La compagnia telefonica Orange ha reso noto giovedì che interromperà le relazioni commerciali con il suo socio israeliano Partner Communication. L’esecutivo di Tel Aviv ha fatto scoppiare la polemica indicando tra i responsabili della decisione anche il governo francese, che detiene il 25% della Orange. La compagnia telefonica non chiarisce il motivo del cambio di strategia. In molti ritengono che la scelta sia stata dettata dal documento ‘Le relazioni pericolose di Orange nei Territori Occupati Palestinesi’ sottoscritto dal potente sindacato Cgt e dalla Federazione Internazionale dei Diritti Umani.

Il processo di pace è bloccato e la comunità palestinese sta tentando diverse strade per mettere alle strette Tel Aviv. Il boicottaggio è forse quella che più spaventa lo Stato ebraico. Secondo Ali Abunimah, cofondatore di Electronic Intifada, “il Bds sta rimpiazzando l’Iran come più grande ‘minaccia esistenziale’” per Israele. Della stessa opinione il giornale liberal Haaretz che titola “Fine dell’era Iran; comincia l’età del Bds”. I sionisti in tutto il mondo stanno organizzando a loro volta diverse campagne di supporto. Sheldon Adelson, magnate ebreo americano e grande sostenitore di Netanyahu, a convocato a Las Vegas una riunione di tutte le lobby filoisraeliane per creare una campagna comune contro il Bds. Adelson, che ha costruito la sua fortuna con i casino statunitensi, è uno dei più noti imprenditori in Israele. È il proprietario di Israel HaYom, l’unico quotidiano in distribuzione gratuita del paese. L’influenza del quotidiano ultraconservatore è così forte che per molti analisti la ragione che ha portato alle elelzioni anticipate dello scorso marzo è stata una legge che voleva impedire la distribuzione gratuita dei quotidiani. Adelson chiama, Bibi risponde. Ora è il premier che sembra aver chiesto aiuto al miliardario del Nevada.
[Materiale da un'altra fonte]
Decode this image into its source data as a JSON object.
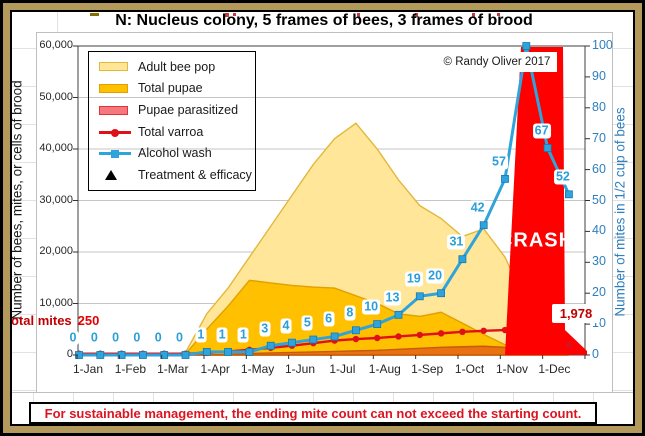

Tra le azioni più discusse degli attivisti sionisti c’è Canary Mission “un database creato per esporre individui e gruppi che sono –si legge in homepage dell’organizzazione- contro la Libertà, antiamericani e antisemiti, questo per proteggere i nostri valori democratici”. Sulle pagine del sito sono pubblicate quelle che sembrano delle liste di proscrizione con nomi, foto e diversi dettagli personali di attivisti pro palestinesi. Tra questi figura Omar Barghouti, fondatore del Bds.